Ce rôle, pourtant essentiel, reste encore peu connu du grand public. Or dans l’économie de marché, la confiance précède toujours la valeur.
L’auditeur n’est pas un acteur périphérique : il est un pilier silencieux de la stabilité économique. Sa rigueur participe à garantir la qualité du débat stratégique, la robustesse des choix opérationnels, la sincérité des transitions annoncées.
Mais cette rigueur est elle-même sous tension. Le métier évolue : il faut attirer de nouveaux profils, faire dialoguer et articuler des compétences multiples (tech, climat, réglementaire), répondre à des attentes sociales nouvelles, tout en restant indépendant, éthique et pertinent. En définitive, le métier devient de plus en plus d'utilité publique.
L’audit n’est pas une simple obligation réglementaire. C’est une mission d’intérêt général, au service de la transparence, de la responsabilité et de la confiance collective.
Cela implique de poursuivre l'investissement dans la formation d’une nouvelle génération d’auditeurs “augmentés”, capables de naviguer dans des systèmes d’information complexes, de challenger des modèles extra-financiers, d’interroger la cohérence d’une stratégie climat ou sociale.
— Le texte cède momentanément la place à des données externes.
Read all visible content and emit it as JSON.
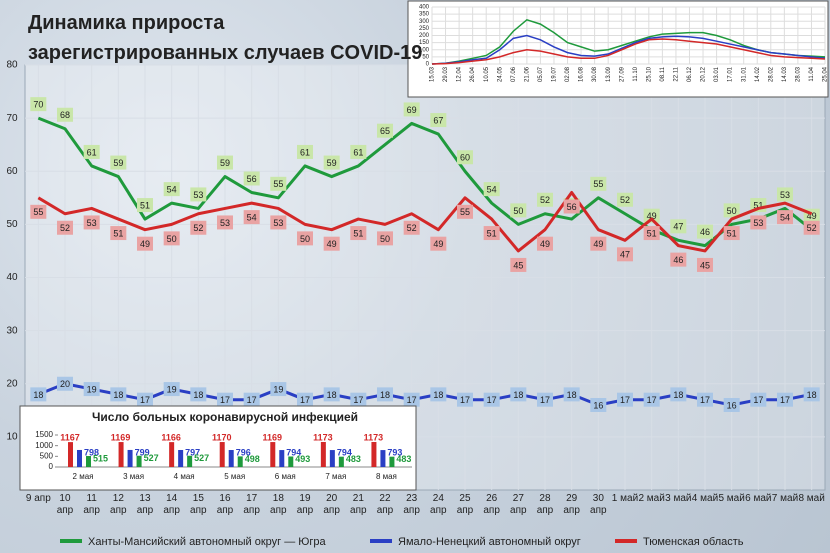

Cela suppose aussi de créer une culture commune de la preuve, qui dépasse les silos métiers, les outils et les postures.
L’arrivée de l’intelligence artificielle générative et l’automatisation des contrôles vont continuer à transformer le métier. Mais ces mutations sont une chance : elles permettent à l’audit d’évoluer d’un exercice a posteriori vers un service de vérification de plus en plus réactif. Plus que jamais, l’auditeur pourra accompagner la prise de décision au rythme de la transformation des entreprises. Le monde change vite. La confiance doit pouvoir suivre. L’audit en est la condition.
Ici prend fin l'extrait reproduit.